Ask E.T.: Interface design and the iPhone [Fixed Video] - e1ven
http://www.edwardtufte.com/bboard/q-and-a-fetch-msg?msg_id=00036T&topic_id=1
======
e1ven
If you look at his examples, his primary argument is that you can cram more
information on the screen because of the iPhone's high resolution. I can't
agree with him that this is a good idea.

Part of the reason that people BUY the iPhone is that it's simple and stylish,
rather than the existing information heavy devices like Pocket PC phones. In
particular, look at his example about the Weather- Apple's widget is small and
sleek. It shows you the vital information, and it does it in strong fonts and
bold styling. It's clear, and it's easy.

He squishes all of that information into a tiny corner, so that he can add a
large repeating satellite view- Sure it's useful in some cases, and it's
certainly a neat demonstration of the iPhone's abilities, but it fails when it
comes to the task of quickly giving me the important information.

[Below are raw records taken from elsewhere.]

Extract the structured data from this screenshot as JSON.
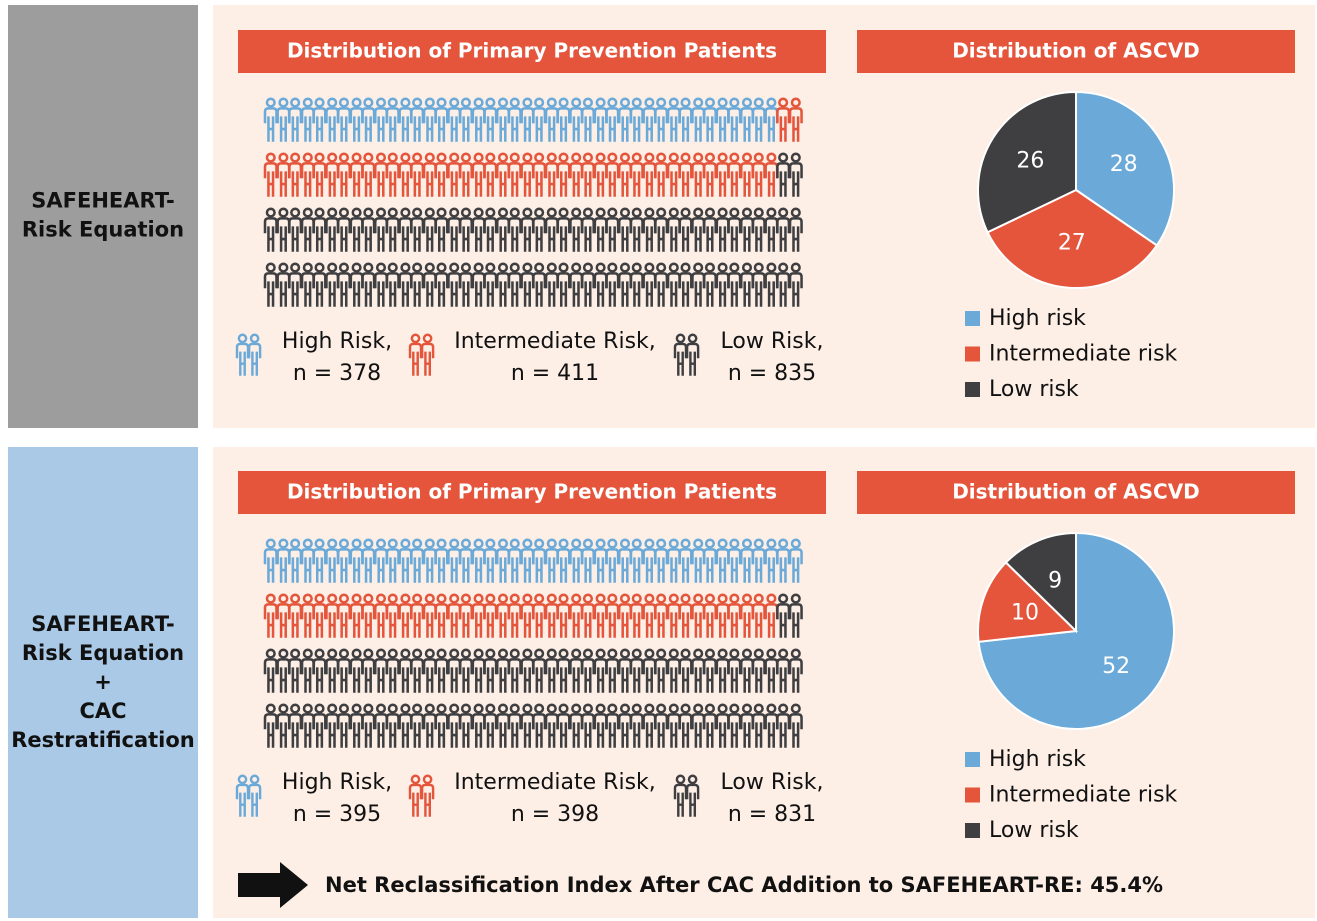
{
  "chart_data": [
    {
      "type": "pie",
      "title": "Distribution of ASCVD",
      "categories": [
        "High risk",
        "Intermediate risk",
        "Low risk"
      ],
      "values": [
        28,
        27,
        26
      ],
      "colors": [
        "#6aa9d8",
        "#e4553c",
        "#3f3f41"
      ]
    },
    {
      "type": "pie",
      "title": "Distribution of ASCVD",
      "categories": [
        "High risk",
        "Intermediate risk",
        "Low risk"
      ],
      "values": [
        52,
        10,
        9
      ],
      "colors": [
        "#6aa9d8",
        "#e4553c",
        "#3f3f41"
      ]
    }
  ],
  "panels": [
    {
      "label": [
        "SAFEHEART-",
        "Risk Equation"
      ],
      "title": "Distribution of Primary Prevention Patients",
      "groups": [
        "High Risk,",
        "Intermediate Risk,",
        "Low Risk,"
      ],
      "values": [
        378,
        411,
        835
      ],
      "value_labels": [
        "n = 378",
        "n = 411",
        "n = 835"
      ],
      "colors": [
        "#6aa9d8",
        "#e4553c",
        "#3f3f41"
      ]
    },
    {
      "label": [
        "SAFEHEART-",
        "Risk Equation",
        "+",
        "CAC",
        "Restratification"
      ],
      "title": "Distribution of Primary Prevention Patients",
      "groups": [
        "High Risk,",
        "Intermediate Risk,",
        "Low Risk,"
      ],
      "values": [
        395,
        398,
        831
      ],
      "value_labels": [
        "n = 395",
        "n = 398",
        "n = 831"
      ],
      "colors": [
        "#6aa9d8",
        "#e4553c",
        "#3f3f41"
      ]
    }
  ],
  "footer": "Net Reclassification Index After CAC Addition to SAFEHEART-RE: 45.4%"
}
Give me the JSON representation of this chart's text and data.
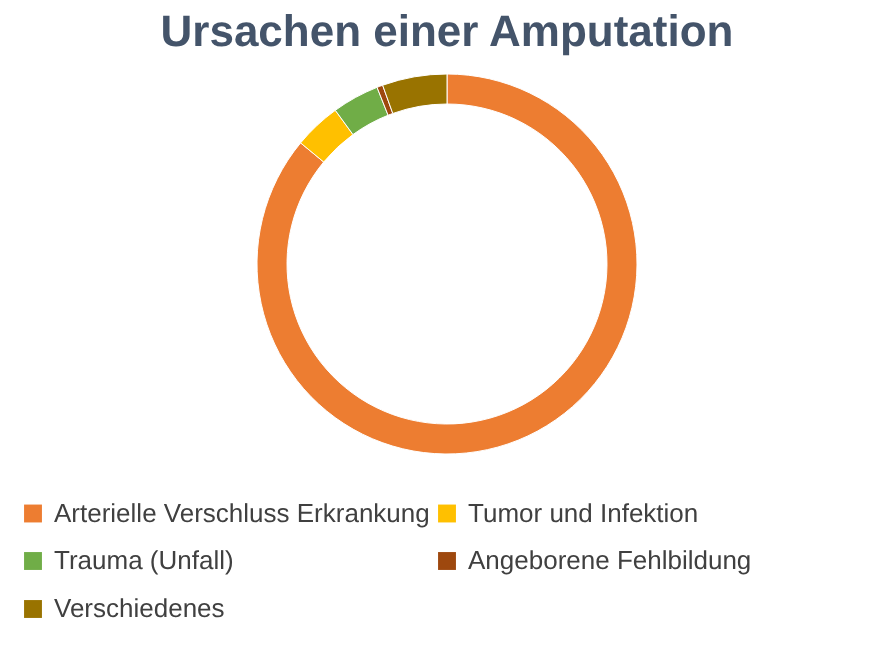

It makes me squint to see the tiny version of the temperature, and shows off,
rather than helping.

Sometimes developers fall into the problem of working so often because they
can, not wondering if they should.

Note- He dismisses this argument, saying that information density isn't the
problem, it's laying it out clearly. I agree with him in general,in that
complex information can often be presented simply, but in most of his cases,
increasing the density would diminish it's usefulness.